Arcfox’s V9, by contrast, shows that not every premium success story has to lead with autonomous driving. In China’s crowded EV market, product clarity still wins. For a luxury MPV, comfort-first positioning can be just as powerful as an AI narrative.
Global Implications
For global automakers and suppliers, these launches offer two lessons.
First, Chinese brands are moving quickly from feature competition to architecture competition. Geely’s emphasis on a unified “vehicle brain,” large-model reasoning, and cross-domain scheduling shows that the software stack is becoming a strategic differentiator, not just an infotainment layer.

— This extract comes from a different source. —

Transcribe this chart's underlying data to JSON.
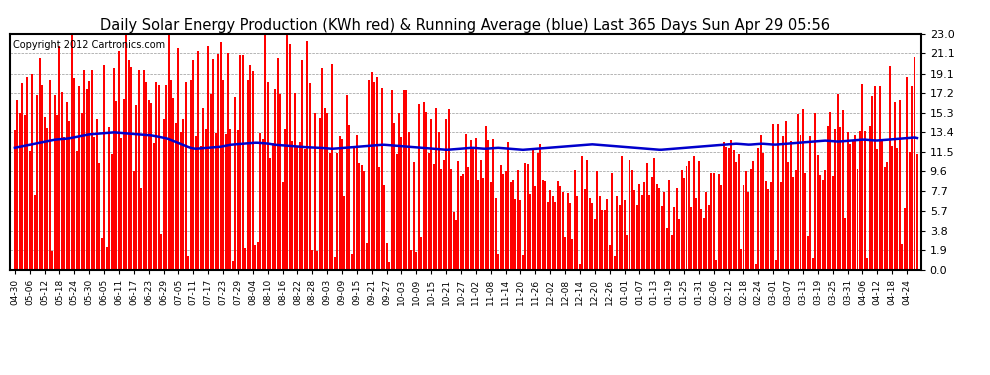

Second, Chinese EV makers are getting more sophisticated about segmentation. Arcfox’s film-festival showcase was not about proving raw technology leadership; it was about embedding a vehicle into premium culture and lifestyle. That kind of positioning is increasingly important as the domestic market becomes more crowded and export ambitions grow.
In other words, China’s EV leaders are no longer just building cheaper electric cars faster. They are defining new product categories around AI, user experience, and brand theater.
What Comes Next
For Geely, the key question is execution. The WAM architecture and Zeekr 8X hardware stack look impressive on paper, but real market impact will depend on:
- Stability in production vehicles
- OTA rollout pace
- Regulatory approval for advanced assisted-driving functions
- Real-world user trust in cross-domain AI behavior
For Arcfox, the challenge is commercial translation. The Wenjie V9 clearly has the ingredients to appeal in the premium MPV market, but turning high-visibility event placement into sustained sales momentum is never guaranteed.
Still, both launches underline the same conclusion: China’s EV market is no longer fighting a single war over electrification. It is now competing on multiple fronts at once — AI architecture, assisted driving, ride refinement, premium branding, and everyday usability. And that makes the sector far more interesting than a simple race for range or price.